Tonight marks the conclusion of the 2011 Doc NYC Festival- a collection of excellent documentaries and directorial works exploring the fascinating lives and stories of luminaries of stage, screen, sport, and music, to name a basic few. From Marvel’s Stan Lee to the recently passed Joe Frazier to tonight’s final showing, Project NIM, a study of human and monkey interaction through the use of sign language, this year’s DOC NYC Festival has been captivating, utilizing real life occurrences to produce stimulating storytelling.

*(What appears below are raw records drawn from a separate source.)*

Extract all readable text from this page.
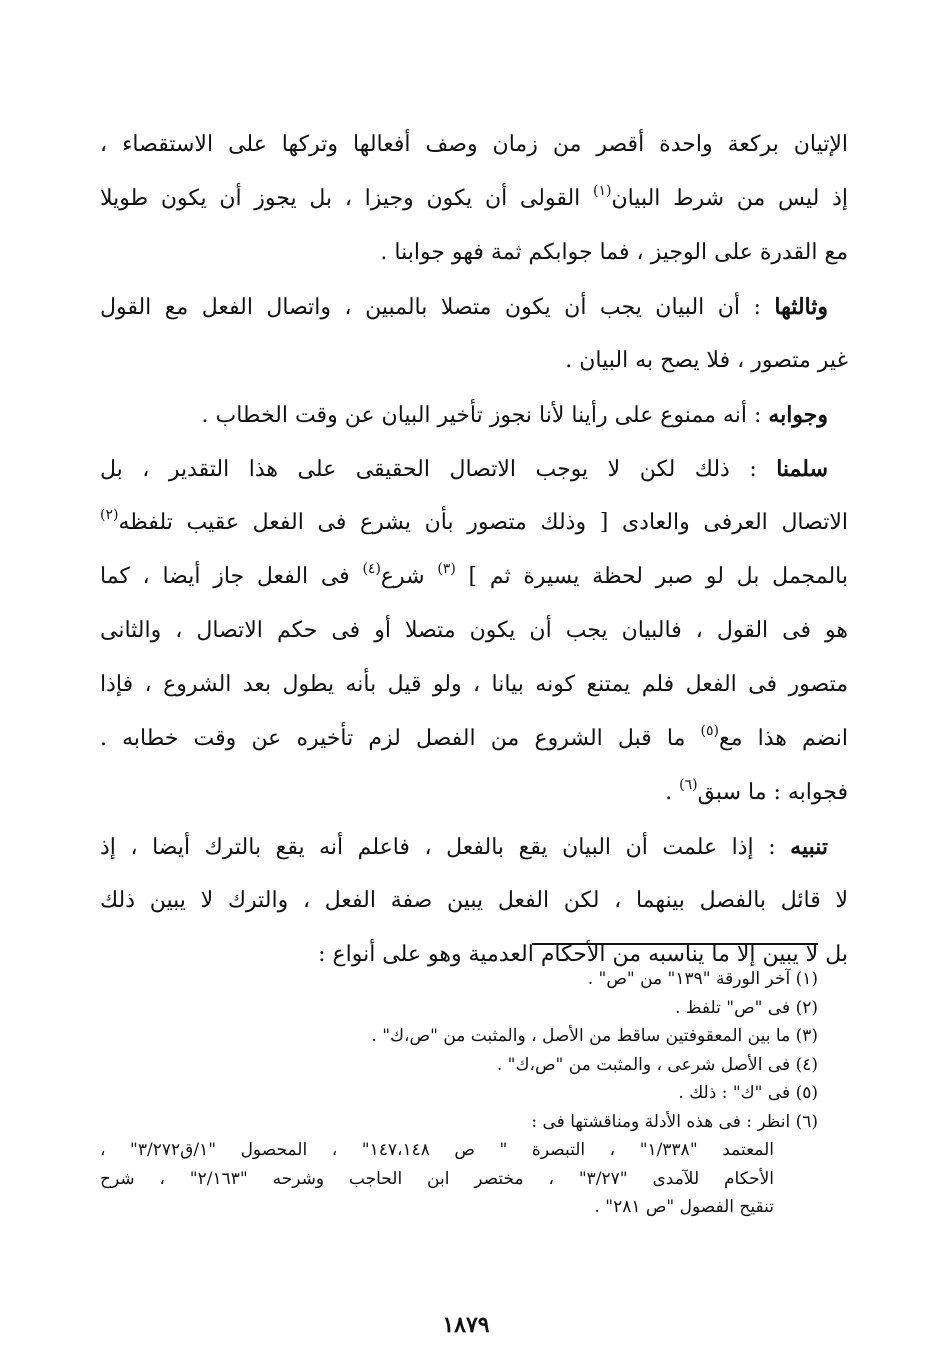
الإتيان بركعة واحدة أقصر من زمان وصف أفعالها وتركها على الاستقصاء ،
إذ ليس من شرط البيان$^{(١)}$ القولى أن يكون وجيزا ، بل يجوز أن يكون طويلا
مع القدرة على الوجيز ، فما جوابكم ثمة فهو جوابنا .
وثالثها : أن البيان يجب أن يكون متصلا بالمبين ، واتصال الفعل مع القول
غير متصور ، فلا يصح به البيان .
وجوابه : أنه ممنوع على رأينا لأنا نجوز تأخير البيان عن وقت الخطاب .
سلمنا : ذلك لكن لا يوجب الاتصال الحقيقى على هذا التقدير ، بل
الاتصال العرفى والعادى [ وذلك متصور بأن يشرع فى الفعل عقيب تلفظه$^{(٢)}$
بالمجمل بل لو صبر لحظة يسيرة ثم ] $^{(٣)}$ شرع$^{(٤)}$ فى الفعل جاز أيضا ، كما
هو فى القول ، فالبيان يجب أن يكون متصلا أو فى حكم الاتصال ، والثانى
متصور فى الفعل فلم يمتنع كونه بيانا ، ولو قيل بأنه يطول بعد الشروع ، فإذا
انضم هذا مع$^{(٥)}$ ما قبل الشروع من الفصل لزم تأخيره عن وقت خطابه .
فجوابه : ما سبق$^{(٦)}$ .
تنبيه : إذا علمت أن البيان يقع بالفعل ، فاعلم أنه يقع بالترك أيضا ، إذ
لا قائل بالفصل بينهما ، لكن الفعل يبين صفة الفعل ، والترك لا يبين ذلك
بل لا يبين إلا ما يناسبه من الأحكام العدمية وهو على أنواع :
(١) آخر الورقة "١٣٩" من "ص" .
(٢) فى "ص" تلفظ .
(٣) ما بين المعقوفتين ساقط من الأصل ، والمثبت من "ص،ك" .
(٤) فى الأصل شرعى ، والمثبت من "ص،ك" .
(٥) فى "ك" : ذلك .
(٦) انظر : فى هذه الأدلة ومناقشتها فى :
المعتمد "١/٣٣٨" ، التبصرة " ص ١٤٧،١٤٨" ، المحصول "١/ق٣/٢٧٢" ،
الأحكام للآمدى "٣/٢٧" ، مختصر ابن الحاجب وشرحه "٢/١٦٣" ، شرح
تنقيح الفصول "ص ٢٨١" .
١٨٧٩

A particularly poignant film featured a performer taken from us long before his time in “Better Than Something: Jay Reatard.” Born in Memphis in 1980 as Jimmy Lee Lindsey, Jr., Jay Reatard began his recording career at age 15. His mother bought him his first guitar from a neighboring yard sale, which became an escape of sorts for Lindsey. Ostracized by his classmates and spending much of his youth with only his guitar and his mother, Lindsey became enamored with the angry aggression of punk rock music and began recording in his own, signature garage rock style. Joining and subsequently dismantling small bands along the way, Lindsey attained a cult-like following at home and abroad, gaining an especially loyal following when touring Europe. His writing and recording career spanned 22 full length albums, most of which featured little to no production value because of Reatard’s belief that pouring one’s soul into music did not need to be repackaged to sound ‘better.’ His raw style certainly had its flaws, but nobody would dare claim that Reatard was anything but self made, typically playing all of the instruments on his albums. Following the August release of 2009’s solo album “Watch Me Fall,” which would be Reatard’s last, he began to catch the attention of Spin Magazine and the mainstream, and seemed truly on the cusp of emerging as a breakout rock star. But in January 2010, just months before he was to turn 30, Jay Reatard tragically overdosed and died.

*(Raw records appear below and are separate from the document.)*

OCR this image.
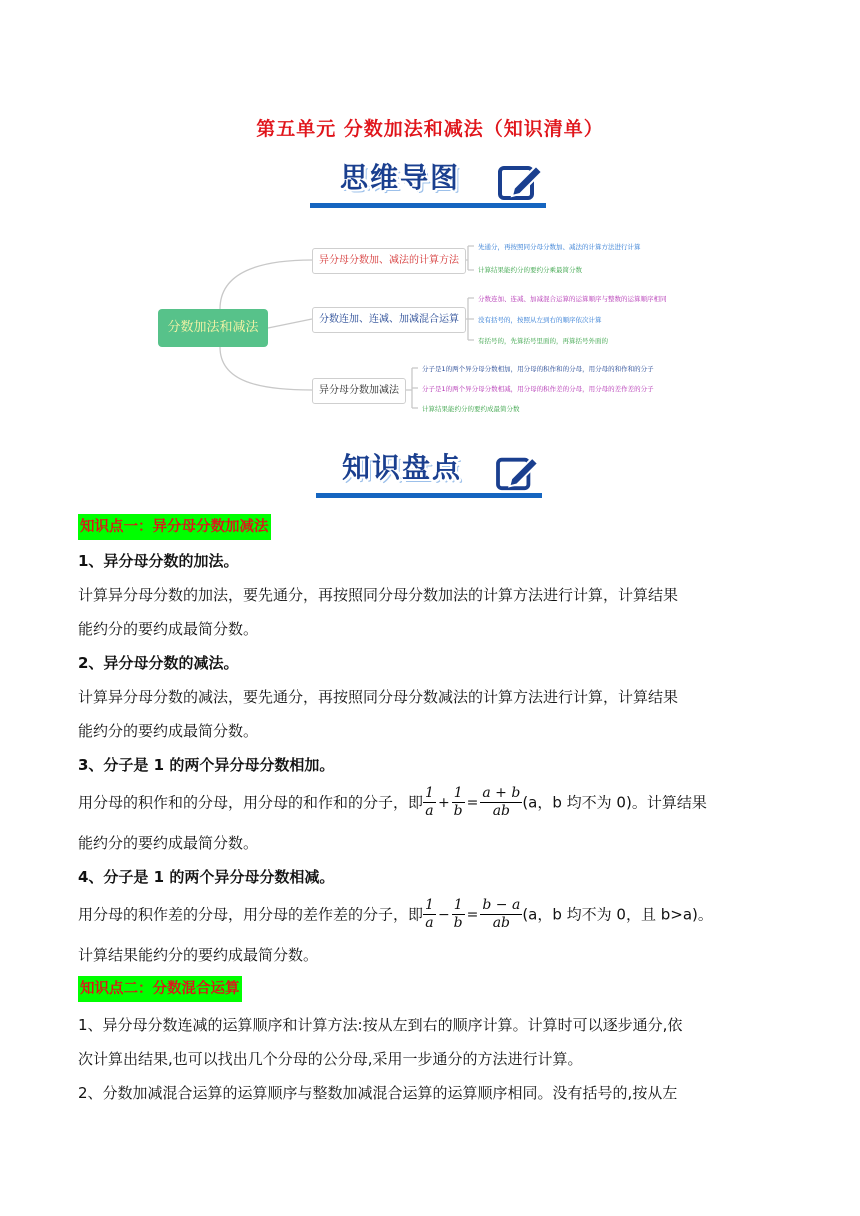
第五单元 分数加法和减法（知识清单）
思维导图
分数加法和减法
异分母分数加、减法的计算方法
先通分，再按照同分母分数加、减法的计算方法进行计算
计算结果能约分的要约分乘最简分数
分数连加、连减、加减混合运算
分数连加、连减、加减混合运算的运算顺序与整数的运算顺序相同
没有括号的，按照从左到右的顺序依次计算
有括号的，先算括号里面的，再算括号外面的
异分母分数加减法
分子是1的两个异分母分数相加，用分母的积作和的分母，用分母的和作和的分子
分子是1的两个异分母分数相减，用分母的积作差的分母，用分母的差作差的分子
计算结果能约分的要约成最简分数
知识盘点
知识点一：异分母分数加减法
1、异分母分数的加法。
计算异分母分数的加法，要先通分，再按照同分母分数加法的计算方法进行计算，计算结果
能约分的要约成最简分数。
2、异分母分数的减法。
计算异分母分数的减法，要先通分，再按照同分母分数减法的计算方法进行计算，计算结果
能约分的要约成最简分数。
3、分子是 1 的两个异分母分数相加。
用分母的积作和的分母，用分母的和作和的分子，即 $\frac{1}{a} + \frac{1}{b} = \frac{a + b}{ab} (a$，b 均不为 0)。计算结果
能约分的要约成最简分数。
4、分子是 1 的两个异分母分数相减。
用分母的积作差的分母，用分母的差作差的分子，即 $\frac{1}{a} - \frac{1}{b} = \frac{b - a}{ab} (a$，b 均不为 0，且 b>a)。
计算结果能约分的要约成最简分数。
知识点二：分数混合运算
1、异分母分数连减的运算顺序和计算方法:按从左到右的顺序计算。计算时可以逐步通分,依
次计算出结果,也可以找出几个分母的公分母,采用一步通分的方法进行计算。
2、分数加减混合运算的运算顺序与整数加减混合运算的运算顺序相同。没有括号的,按从左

Rather than tell a cautionary, cliché tale of a rising musician dealing with new found fame, “Better Than Something” delivers a deeper message. With much of the film featuring personal interviews with Reatard just months before his death, the directors who deserve praise- Alex Hammond & Ian Markiewicz- trekked down to Memphis and followed the eclectic artist, who seemed all too willing to share his inner most thoughts. Initially the film was to serve as a press kit of sorts for his album, but with his sudden passing and with so much incredible footage captured, spliced with many of the musician’s television appearances and early handheld concert footage, the filmmakers had little choice but to tell Reatard’s complete story.

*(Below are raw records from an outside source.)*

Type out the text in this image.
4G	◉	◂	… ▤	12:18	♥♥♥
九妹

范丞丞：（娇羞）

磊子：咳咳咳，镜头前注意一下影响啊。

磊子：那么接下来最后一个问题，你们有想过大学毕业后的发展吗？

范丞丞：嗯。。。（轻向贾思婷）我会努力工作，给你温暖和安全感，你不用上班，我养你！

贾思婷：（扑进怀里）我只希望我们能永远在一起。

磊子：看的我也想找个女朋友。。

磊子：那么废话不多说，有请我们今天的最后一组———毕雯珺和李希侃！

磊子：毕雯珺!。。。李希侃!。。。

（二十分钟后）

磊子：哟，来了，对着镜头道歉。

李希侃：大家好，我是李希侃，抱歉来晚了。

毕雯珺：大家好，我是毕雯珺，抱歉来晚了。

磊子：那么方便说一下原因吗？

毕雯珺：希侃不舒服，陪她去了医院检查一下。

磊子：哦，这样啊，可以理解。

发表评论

While the glorification of his death is hardly touched upon, the essence of the film revolves around Reatard’s down-to-earth attitude, the anger he relinquished while performing on stage, and an unrelenting work ethic that pushed his talents far past anyone’s preconceived limitations. His love of music and his disregard for the public opinion that envelopes and changes so many artistic visions set him on a pioneer’s journey. And just when it seemed that he was prepared to take the next step musically, he was taken from the world, far too young and far too soon. “Better Than Something” is a gripping, powerful feature on a rock musician who truly never reached his full potential, and while the film itself may leave you with several more questions than answers, finding out more about Jay Reatard was perhaps what the filmmakers and Jay himself, intended.